Medical cannabis talks describe steps to acquire a card
Jean Lotus — January 18, 2016
Christine Bernard, of Arlington Heights, describes the process to be certified by Illinois to use medical cannabis at the Sugar Beet Food Co-op in Oak Park Jan. 13.
The cannabis-curious gathered Jan. 13 in an Oak Park food co-op to hear a presentation about medical cannabis from a patient who’s tried it.
“We would like to have [medical cannabis] come out of the closet and see it on the shelf here at Sugar Beet,” said Christine Bernard of Arlington Heights, who is a patient with rheumatoid arthritis, one of the 39 medical conditions allowable under Illinois law.
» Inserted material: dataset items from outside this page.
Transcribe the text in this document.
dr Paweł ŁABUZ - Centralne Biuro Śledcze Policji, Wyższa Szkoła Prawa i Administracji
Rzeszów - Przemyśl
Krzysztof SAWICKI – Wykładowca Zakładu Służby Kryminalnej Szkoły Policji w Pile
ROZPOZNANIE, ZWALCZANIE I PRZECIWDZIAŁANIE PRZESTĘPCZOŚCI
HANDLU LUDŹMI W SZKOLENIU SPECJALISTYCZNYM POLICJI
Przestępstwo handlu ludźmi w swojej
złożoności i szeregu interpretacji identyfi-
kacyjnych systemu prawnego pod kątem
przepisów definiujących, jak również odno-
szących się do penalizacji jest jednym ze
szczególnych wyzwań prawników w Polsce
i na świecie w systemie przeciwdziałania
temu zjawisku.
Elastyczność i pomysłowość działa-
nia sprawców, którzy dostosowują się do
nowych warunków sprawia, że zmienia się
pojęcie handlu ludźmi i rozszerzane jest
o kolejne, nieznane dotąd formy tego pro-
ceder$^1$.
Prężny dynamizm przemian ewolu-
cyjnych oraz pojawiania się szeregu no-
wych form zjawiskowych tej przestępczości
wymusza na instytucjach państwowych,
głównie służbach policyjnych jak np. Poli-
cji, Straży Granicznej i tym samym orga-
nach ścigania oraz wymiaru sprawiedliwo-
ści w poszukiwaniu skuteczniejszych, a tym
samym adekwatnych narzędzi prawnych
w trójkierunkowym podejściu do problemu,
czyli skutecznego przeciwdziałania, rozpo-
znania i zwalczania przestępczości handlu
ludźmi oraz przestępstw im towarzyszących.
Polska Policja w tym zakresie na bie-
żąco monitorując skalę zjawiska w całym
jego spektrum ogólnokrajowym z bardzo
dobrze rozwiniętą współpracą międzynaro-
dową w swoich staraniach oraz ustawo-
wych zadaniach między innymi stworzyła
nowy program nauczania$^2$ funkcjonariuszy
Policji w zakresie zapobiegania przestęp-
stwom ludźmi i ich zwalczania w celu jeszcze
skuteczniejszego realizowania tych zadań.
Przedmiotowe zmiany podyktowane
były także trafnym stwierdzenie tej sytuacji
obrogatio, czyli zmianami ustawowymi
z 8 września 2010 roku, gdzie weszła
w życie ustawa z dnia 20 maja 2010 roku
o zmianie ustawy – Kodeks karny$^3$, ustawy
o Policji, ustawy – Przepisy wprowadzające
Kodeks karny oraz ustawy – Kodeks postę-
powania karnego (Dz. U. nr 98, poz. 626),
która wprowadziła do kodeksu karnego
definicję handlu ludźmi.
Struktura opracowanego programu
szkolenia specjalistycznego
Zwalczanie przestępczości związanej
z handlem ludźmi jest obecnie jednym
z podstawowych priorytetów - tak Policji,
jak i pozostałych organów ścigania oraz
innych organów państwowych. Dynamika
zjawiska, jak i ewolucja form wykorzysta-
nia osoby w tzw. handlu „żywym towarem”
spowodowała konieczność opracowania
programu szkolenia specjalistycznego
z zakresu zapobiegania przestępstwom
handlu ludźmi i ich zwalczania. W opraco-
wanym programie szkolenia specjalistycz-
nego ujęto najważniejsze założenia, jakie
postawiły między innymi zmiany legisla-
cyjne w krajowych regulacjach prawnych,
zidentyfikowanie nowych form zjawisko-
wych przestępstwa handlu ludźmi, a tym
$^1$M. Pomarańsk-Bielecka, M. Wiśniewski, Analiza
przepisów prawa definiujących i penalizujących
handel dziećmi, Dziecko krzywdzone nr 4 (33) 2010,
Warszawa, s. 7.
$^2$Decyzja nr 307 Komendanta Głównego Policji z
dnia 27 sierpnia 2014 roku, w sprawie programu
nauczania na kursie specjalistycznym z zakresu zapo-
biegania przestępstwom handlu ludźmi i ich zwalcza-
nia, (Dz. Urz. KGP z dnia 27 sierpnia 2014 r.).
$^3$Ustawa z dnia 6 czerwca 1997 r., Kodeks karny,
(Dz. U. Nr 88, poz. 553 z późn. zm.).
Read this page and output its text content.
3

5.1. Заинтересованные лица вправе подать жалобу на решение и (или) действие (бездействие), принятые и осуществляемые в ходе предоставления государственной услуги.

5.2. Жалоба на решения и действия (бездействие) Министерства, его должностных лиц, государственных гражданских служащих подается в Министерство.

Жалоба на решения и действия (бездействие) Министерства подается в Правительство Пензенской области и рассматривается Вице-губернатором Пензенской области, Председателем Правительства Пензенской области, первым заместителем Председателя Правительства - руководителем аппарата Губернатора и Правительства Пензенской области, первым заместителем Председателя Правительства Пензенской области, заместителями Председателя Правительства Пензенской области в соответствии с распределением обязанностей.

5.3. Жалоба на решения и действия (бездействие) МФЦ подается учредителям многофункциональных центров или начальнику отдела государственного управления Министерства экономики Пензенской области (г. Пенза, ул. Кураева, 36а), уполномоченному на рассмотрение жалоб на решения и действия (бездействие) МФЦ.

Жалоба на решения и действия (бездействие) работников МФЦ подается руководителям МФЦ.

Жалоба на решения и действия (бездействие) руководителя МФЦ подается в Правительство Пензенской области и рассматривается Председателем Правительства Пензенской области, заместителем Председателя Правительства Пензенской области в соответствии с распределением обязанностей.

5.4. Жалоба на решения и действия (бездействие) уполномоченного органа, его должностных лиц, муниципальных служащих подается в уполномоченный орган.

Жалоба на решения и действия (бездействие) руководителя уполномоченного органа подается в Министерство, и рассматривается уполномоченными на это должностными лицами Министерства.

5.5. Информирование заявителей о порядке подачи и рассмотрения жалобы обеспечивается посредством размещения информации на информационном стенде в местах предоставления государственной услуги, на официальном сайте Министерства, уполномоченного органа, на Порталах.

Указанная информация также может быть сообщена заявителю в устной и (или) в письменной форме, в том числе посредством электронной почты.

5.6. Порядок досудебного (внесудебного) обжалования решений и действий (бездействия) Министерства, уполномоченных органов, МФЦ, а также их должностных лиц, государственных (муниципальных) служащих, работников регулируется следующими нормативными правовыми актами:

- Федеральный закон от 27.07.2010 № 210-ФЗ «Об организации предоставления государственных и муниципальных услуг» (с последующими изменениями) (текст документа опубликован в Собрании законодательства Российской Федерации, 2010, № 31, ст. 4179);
Ending Jan. 31, the Medical Cannabis Advisory Board of the Illinois Department of Public Health is accepting petitions to expand the list of debilitating medical conditions eligible for certification under the Compassionate Use of Medical Cannabis Pilot Program.
About 15 people attended the event at 812 W. Madison St.
The certification process begins with a trip to the doctor, Bernard said.
“This is not a prescription, but a certification,” Bernard said. A doctor must send in a form to the Illinois Department of Public Health acknowledging the patient has an eligible condition. Patients undergo a background check and must be fingerprinted, she said. Patients must commit to a specific dispensary. The cost is around $160 for all fees and registrations, less if the patient is on SSI or disability. Patients can pay an extra $25 to register a care-giver to pick up the product.
Starting this year, the state board will be evaluating petitions to expand the list of medical conditions to include autism, irritable bowel syndrome, osteoarthritis and Post Traumatic Stress Syndrome. Patients with several types of chronic pain are also seeking certification: These include post-operative pain, intractable pain, chronic pain syndrome and “pain due to trauma.”
Seven Points Medical Cannabis Dispensary holds regular information sessions in suburban Cook County libraries and community centers. Representative Amy Lee will be at Brookfield Public Library Jan. 27 at 7 p.m.
The Seven Points dispensary is scheduled to open in the spring at 1140 Lake St. Illinois’ pilot program allows 60 dispensaries to open in Illinois by 2017, selling product from 21 grow centers. Seven Points works with the Cresco Labs Grow Center, located about 80 miles from Kankakee.
Seven Points was supposed to open in fall of 2015, but the company encountered asbestos that had to be taken out during renovation, said Lee.
Bernard’s presentation walked the crowd through the Illinois certification process. Illinois is among the states with the strictest rules to get a card, she said. Buyers pay cash because cannabis is still a Schedule 1 drug, according to the Federal Drug Enforcement Administration. Medical pot cannot be purchased with a credit card in Illinois, because banks are federally administrated.
Bernard said she paid $45 cash for an eighth of an ounce. Medical cannabis costs around the same price as the street drug. Card-holding patients may buy up to 2.5 ounces of product every two weeks. Children under age 18 cannot qualify for certification. Neither can police officers, firefighters, school bus drivers or commercial drivers.
Bernard said later she applied right away for certification in 2014 when it first became available.
“I brought my doctor the form expecting to be rejected,” she said.
She said she was able to buy her first product in early November at the Schaumberg dispensary. She said she was currently using “leaf product” but was looking forward to “edibles” which are not yet available in Illinois. “My doctor told me he’d prefer if I didn’t smoke it,” she said. Bernard said she was able to give up painkillers by substituting medical cannabis.
Some attendees were frustrated that the process could take weeks when a patient in hospice might need pain relief right away.
Oak Parker Rita Williams, who had chemotherapy treatments for Stage 3 cancer in 2003, said she would have liked to try medical marijuana.
“The pain of chemotherapy was not bad enough for me to institute a felony,” she said. “But I would have tried it for the euphoric effect. That would have helped a lot.”